We believe that researchers too often neglect to think carefully about important steps in the scientific process of designing studies that compare AI tools with the alternatives such as a human reader or current automated algorithms or a combination of both. These issues are particularly prominent as most of these studies use observational patient care data extracted from existing electronic medical records. For instance, studies using existing medical imaging data have implicit selection bias baked in because patients must have certain risk factors and symptoms for their physician to order an imaging test and for the insurance to pay for it. Thus, these data sets often have an overrepresentation of patients who are at increased risk of cancer. Training on these biased data may impact a model’s predictions in a population that is not representative. Similarly, since comparison of AI tools are rarely randomized between two arms, confounding bias may also impede valid comparison.
Aims

We aim to conduct a systematic review of the design and evaluation metrics used in these studies to identify shortcomings and opportunities for improvement. Based on these findings, we will:
a. Summarize the existing literature in terms of common practices, study designs and methods for inference when comparing new AI prediction tools with standard of care. We will particularly focus on handling selection and confounding bias.

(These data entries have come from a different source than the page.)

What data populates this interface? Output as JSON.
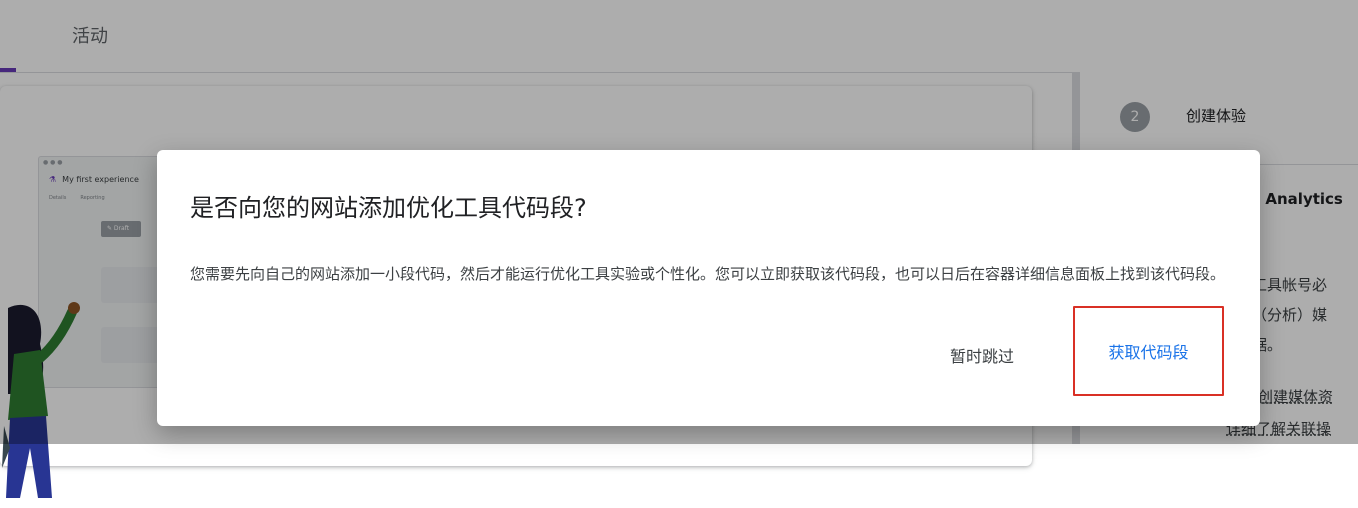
{
  "tabs": {
    "activity": "活动"
  },
  "mockup": {
    "title": "My first experience",
    "tab1": "Details",
    "tab2": "Reporting",
    "chip": "✎ Draft"
  },
  "side_panel": {
    "step_number": "2",
    "step_title": "创建体验",
    "heading_fragment": "e Analytics",
    "line1": "工具帐号必",
    "line2": "（分析）媒",
    "line3": "据。",
    "link1": "创建媒体资",
    "link2": "详细了解关联操"
  },
  "dialog": {
    "title": "是否向您的网站添加优化工具代码段?",
    "body": "您需要先向自己的网站添加一小段代码，然后才能运行优化工具实验或个性化。您可以立即获取该代码段，也可以日后在容器详细信息面板上找到该代码段。",
    "skip_label": "暂时跳过",
    "get_label": "获取代码段"
  },
  "colors": {
    "accent": "#673ab7",
    "primary_button_text": "#1a73e8",
    "highlight_box": "#d93025"
  }
}
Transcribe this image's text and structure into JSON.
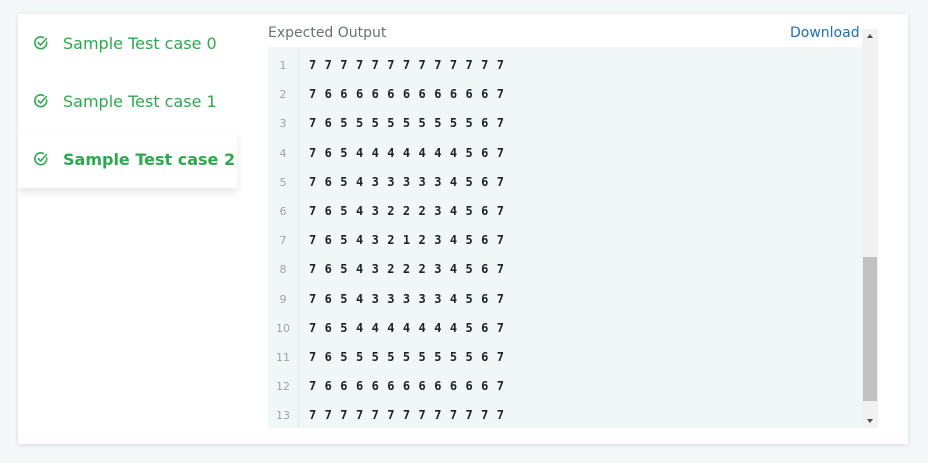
{
  "sidebar": {
    "items": [
      {
        "label": "Sample Test case 0",
        "status": "passed",
        "active": false
      },
      {
        "label": "Sample Test case 1",
        "status": "passed",
        "active": false
      },
      {
        "label": "Sample Test case 2",
        "status": "passed",
        "active": true
      }
    ],
    "icon": "check-circle-icon"
  },
  "output": {
    "title": "Expected Output",
    "download_label": "Download",
    "lines": [
      {
        "n": "1",
        "text": "7 7 7 7 7 7 7 7 7 7 7 7 7"
      },
      {
        "n": "2",
        "text": "7 6 6 6 6 6 6 6 6 6 6 6 7"
      },
      {
        "n": "3",
        "text": "7 6 5 5 5 5 5 5 5 5 5 6 7"
      },
      {
        "n": "4",
        "text": "7 6 5 4 4 4 4 4 4 4 5 6 7"
      },
      {
        "n": "5",
        "text": "7 6 5 4 3 3 3 3 3 4 5 6 7"
      },
      {
        "n": "6",
        "text": "7 6 5 4 3 2 2 2 3 4 5 6 7"
      },
      {
        "n": "7",
        "text": "7 6 5 4 3 2 1 2 3 4 5 6 7"
      },
      {
        "n": "8",
        "text": "7 6 5 4 3 2 2 2 3 4 5 6 7"
      },
      {
        "n": "9",
        "text": "7 6 5 4 3 3 3 3 3 4 5 6 7"
      },
      {
        "n": "10",
        "text": "7 6 5 4 4 4 4 4 4 4 5 6 7"
      },
      {
        "n": "11",
        "text": "7 6 5 5 5 5 5 5 5 5 5 6 7"
      },
      {
        "n": "12",
        "text": "7 6 6 6 6 6 6 6 6 6 6 6 7"
      },
      {
        "n": "13",
        "text": "7 7 7 7 7 7 7 7 7 7 7 7 7"
      }
    ]
  },
  "colors": {
    "accent_green": "#2ea84f",
    "link_blue": "#1f6fb3",
    "code_bg": "#f1f6f7"
  }
}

b. We will then consider a data set on thoracic cancer from the National Lung Screening Trial that was used to train Sybil (Mikhael et al., 2023) to evaluate how different methodological approaches influence prediction outcomes. The methodologies will differ in terms of both design and analytic choices.
c. Time permitting, we will look at the problem of predicting esophageal adenocarcinoma using the Yale New Haven health system database using the best practices that we learn from (a) and (b).